Update - I was able to run some test configs yesterday and verified the addition of the bridge name in the tagged list didn’t seemingly do anything, and best I could tell had no effect on any traffic whatsoever, so it’s being removed from the production config during the next maintenance window.
I don’t have a test environment I can test and validate something right now and for some reason I’m struggling to remember the correct config for VLAN setup inside a bridge, because I just logged onto a working environment someone setup and see a config that doesn’t make sense and now I’m questioning my memory & reading of VLAN implementation…
This is a situation where multiple ports are added to a bridge (in this case ether3, 4 and 5), and vlan-filtering=yes on the bridge. The goal is to allow tagged VLAN100 traffic in on ether3 and ether5 but not ether4.
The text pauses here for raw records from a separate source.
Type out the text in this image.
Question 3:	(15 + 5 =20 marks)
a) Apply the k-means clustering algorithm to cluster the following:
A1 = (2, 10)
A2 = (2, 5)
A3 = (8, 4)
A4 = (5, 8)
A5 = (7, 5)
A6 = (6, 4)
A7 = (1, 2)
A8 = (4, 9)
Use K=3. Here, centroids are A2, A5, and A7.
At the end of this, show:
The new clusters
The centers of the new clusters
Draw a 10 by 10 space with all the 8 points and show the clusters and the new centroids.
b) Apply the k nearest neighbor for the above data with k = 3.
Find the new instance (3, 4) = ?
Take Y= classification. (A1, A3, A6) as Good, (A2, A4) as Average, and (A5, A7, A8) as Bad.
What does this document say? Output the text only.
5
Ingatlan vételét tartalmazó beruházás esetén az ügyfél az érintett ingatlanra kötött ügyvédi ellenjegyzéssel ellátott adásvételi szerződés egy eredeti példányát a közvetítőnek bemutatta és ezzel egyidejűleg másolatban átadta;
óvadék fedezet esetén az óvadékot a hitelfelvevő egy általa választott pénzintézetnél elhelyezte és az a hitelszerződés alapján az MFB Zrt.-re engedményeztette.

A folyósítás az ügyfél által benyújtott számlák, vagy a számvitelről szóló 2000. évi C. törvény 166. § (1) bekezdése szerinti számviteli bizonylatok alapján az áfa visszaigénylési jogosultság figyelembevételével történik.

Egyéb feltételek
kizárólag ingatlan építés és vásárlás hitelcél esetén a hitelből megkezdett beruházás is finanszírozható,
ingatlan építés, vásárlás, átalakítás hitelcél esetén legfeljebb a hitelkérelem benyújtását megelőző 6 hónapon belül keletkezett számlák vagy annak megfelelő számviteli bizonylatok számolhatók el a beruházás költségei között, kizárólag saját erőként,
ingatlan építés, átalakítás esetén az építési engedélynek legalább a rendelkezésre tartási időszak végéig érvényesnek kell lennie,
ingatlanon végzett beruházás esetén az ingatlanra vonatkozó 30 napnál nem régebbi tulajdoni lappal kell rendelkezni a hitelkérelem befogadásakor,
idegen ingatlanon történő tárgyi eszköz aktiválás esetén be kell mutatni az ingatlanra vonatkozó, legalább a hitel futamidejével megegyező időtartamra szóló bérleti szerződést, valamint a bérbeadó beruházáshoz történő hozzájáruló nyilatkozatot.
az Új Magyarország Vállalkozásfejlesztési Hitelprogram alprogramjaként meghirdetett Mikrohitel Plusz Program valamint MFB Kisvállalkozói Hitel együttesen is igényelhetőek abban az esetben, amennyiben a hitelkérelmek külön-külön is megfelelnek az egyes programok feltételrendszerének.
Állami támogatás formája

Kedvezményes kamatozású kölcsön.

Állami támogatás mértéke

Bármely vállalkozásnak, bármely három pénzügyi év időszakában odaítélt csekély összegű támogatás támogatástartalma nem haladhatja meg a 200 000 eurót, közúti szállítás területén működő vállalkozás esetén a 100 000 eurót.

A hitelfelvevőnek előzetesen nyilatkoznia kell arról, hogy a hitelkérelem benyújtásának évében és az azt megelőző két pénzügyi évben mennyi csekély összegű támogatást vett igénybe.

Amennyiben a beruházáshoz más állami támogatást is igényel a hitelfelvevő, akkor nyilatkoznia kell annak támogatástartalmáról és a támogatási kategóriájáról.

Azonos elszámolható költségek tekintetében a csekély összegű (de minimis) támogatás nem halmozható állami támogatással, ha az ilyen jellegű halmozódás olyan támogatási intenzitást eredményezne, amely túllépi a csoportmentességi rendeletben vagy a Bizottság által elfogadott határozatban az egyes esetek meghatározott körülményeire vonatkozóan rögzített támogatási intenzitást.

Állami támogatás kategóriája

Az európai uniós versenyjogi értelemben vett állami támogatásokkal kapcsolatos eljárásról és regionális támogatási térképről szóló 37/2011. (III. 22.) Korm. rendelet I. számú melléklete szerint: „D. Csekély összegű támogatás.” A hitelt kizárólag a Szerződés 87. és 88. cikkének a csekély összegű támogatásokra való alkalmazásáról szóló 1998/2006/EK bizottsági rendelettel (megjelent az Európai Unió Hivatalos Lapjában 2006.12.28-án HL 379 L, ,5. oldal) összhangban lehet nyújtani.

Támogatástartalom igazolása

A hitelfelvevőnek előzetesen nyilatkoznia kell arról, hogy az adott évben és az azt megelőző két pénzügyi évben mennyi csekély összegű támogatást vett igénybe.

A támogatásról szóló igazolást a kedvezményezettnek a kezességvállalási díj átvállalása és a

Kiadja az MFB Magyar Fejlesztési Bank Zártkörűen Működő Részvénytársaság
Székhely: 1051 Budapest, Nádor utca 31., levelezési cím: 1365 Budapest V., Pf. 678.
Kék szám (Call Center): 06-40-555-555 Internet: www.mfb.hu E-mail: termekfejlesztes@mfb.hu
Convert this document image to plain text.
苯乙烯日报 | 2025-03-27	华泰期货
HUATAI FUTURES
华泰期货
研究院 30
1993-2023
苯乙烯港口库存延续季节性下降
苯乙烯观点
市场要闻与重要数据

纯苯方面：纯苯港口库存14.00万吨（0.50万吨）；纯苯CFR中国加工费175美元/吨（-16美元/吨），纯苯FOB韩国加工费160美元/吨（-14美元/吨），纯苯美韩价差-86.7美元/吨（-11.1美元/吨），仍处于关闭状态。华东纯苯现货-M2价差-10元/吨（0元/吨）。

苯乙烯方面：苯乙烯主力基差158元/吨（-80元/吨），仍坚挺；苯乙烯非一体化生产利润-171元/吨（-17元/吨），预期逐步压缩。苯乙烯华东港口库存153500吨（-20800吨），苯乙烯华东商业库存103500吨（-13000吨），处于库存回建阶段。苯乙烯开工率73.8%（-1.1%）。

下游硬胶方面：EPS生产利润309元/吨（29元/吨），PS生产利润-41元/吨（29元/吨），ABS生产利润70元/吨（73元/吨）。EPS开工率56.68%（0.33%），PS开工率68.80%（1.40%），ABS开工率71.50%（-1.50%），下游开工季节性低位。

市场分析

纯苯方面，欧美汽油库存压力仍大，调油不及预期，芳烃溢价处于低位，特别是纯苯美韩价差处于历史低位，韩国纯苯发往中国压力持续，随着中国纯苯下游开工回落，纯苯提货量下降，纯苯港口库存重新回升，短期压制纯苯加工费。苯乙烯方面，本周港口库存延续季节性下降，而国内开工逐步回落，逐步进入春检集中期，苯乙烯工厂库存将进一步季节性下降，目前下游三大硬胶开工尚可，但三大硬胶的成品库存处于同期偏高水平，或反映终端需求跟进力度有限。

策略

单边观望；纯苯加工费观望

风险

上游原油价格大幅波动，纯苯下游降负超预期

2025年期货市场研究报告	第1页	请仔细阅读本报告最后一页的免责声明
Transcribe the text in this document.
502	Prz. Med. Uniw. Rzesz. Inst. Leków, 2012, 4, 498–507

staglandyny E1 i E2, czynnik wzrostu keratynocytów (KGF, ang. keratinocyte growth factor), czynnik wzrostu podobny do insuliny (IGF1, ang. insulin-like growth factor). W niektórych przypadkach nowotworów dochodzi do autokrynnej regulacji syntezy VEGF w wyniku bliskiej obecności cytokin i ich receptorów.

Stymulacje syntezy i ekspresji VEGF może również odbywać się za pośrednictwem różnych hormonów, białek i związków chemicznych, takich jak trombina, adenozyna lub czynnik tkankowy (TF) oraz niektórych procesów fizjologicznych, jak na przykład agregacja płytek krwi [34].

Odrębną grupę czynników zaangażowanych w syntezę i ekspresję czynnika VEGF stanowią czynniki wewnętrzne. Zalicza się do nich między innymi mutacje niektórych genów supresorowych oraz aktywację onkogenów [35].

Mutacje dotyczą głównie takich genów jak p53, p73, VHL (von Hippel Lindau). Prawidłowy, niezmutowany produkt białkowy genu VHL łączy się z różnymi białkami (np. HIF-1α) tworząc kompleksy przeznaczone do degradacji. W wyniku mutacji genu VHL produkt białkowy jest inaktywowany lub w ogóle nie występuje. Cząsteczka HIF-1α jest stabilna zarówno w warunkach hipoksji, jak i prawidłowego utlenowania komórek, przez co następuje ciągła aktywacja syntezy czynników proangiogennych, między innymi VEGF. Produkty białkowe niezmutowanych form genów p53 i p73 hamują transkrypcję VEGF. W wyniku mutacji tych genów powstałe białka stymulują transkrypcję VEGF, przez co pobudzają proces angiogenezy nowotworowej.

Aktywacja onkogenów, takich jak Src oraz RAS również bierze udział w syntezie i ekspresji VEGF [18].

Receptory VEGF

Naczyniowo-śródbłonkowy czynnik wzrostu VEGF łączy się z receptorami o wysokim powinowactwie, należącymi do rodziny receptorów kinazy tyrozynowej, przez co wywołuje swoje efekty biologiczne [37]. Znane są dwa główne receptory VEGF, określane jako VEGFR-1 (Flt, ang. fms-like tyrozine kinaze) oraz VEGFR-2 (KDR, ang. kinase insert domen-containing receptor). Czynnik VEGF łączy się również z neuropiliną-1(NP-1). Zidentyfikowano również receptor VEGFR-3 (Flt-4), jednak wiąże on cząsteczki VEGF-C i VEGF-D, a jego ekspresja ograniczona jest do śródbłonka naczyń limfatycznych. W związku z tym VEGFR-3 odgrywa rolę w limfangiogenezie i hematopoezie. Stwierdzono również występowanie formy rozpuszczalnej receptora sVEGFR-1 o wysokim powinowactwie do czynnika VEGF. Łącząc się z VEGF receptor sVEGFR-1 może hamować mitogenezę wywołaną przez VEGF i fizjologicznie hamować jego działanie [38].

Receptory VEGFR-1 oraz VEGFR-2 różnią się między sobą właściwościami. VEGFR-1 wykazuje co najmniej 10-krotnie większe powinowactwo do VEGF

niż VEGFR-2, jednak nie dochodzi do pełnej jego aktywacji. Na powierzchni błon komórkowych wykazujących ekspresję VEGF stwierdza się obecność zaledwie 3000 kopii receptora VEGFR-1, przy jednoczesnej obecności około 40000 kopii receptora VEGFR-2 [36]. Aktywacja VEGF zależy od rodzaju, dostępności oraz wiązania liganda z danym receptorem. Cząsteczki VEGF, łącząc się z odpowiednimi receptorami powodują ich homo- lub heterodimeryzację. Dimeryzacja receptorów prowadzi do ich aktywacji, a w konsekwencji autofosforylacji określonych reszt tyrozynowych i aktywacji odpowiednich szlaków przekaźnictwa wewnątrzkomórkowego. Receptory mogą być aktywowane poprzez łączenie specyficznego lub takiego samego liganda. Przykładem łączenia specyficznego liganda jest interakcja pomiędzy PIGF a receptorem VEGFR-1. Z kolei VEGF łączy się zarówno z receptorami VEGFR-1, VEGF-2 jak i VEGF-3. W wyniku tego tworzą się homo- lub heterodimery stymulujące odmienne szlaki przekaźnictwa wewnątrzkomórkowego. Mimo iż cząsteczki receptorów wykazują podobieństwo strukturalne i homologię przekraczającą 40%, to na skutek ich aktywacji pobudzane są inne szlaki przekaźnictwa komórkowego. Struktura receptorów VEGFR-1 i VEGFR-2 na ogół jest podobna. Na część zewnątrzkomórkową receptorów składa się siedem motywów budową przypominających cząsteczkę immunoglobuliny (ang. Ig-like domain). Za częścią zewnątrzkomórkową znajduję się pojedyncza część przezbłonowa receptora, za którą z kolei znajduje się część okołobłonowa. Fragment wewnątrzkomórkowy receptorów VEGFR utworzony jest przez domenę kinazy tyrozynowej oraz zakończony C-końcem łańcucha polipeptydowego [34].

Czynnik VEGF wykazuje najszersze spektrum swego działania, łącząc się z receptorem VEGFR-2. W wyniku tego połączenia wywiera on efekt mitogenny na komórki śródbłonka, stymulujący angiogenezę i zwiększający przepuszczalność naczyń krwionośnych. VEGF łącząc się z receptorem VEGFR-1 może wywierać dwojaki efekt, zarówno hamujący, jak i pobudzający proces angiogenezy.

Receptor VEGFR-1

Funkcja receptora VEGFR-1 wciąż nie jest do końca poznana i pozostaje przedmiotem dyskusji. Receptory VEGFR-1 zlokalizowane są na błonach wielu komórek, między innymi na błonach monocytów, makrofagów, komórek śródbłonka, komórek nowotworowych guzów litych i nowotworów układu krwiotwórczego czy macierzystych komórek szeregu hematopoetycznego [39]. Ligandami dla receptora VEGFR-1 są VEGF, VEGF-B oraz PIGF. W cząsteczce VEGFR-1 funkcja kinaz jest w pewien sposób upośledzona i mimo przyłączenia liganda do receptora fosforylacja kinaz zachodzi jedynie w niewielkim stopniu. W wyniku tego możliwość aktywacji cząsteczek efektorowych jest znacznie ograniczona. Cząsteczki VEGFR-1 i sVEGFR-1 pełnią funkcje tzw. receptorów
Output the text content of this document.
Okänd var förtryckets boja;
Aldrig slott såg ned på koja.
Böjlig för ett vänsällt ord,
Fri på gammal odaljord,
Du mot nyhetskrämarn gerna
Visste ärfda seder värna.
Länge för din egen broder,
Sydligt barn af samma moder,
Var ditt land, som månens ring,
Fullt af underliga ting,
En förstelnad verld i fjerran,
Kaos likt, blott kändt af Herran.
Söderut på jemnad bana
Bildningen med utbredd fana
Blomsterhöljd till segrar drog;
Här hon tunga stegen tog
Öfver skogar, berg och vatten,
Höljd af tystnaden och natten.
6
This was the config I found
/interface bridge vlan
add bridge=LAN tagged=LAN,ether3,ether5 vlan-ids=100
I thought the correct config should have been
/interface bridge vlan
add bridge=LAN tagged=ether3,ether5 vlan-ids=100
but while I’m at it, because this has me all confused now, would the inclusion of LAN in the tagged list serve to allow any member of the bridge to pass tagged VLAN100 traffic, thus invalidating the need to specify the individual interfaces (and also in this case allow traffic on the port that wasn’t intended)?
/interface bridge vlan
add bridge=LAN tagged=LAN vlan-ids=100
main reason for the question is this is a remotely running production system that I have to schedule making any changes to, and have limited access to test functionality while remote, and as I’m also away right now I don’t have access to my lab for testing before making changes to this system.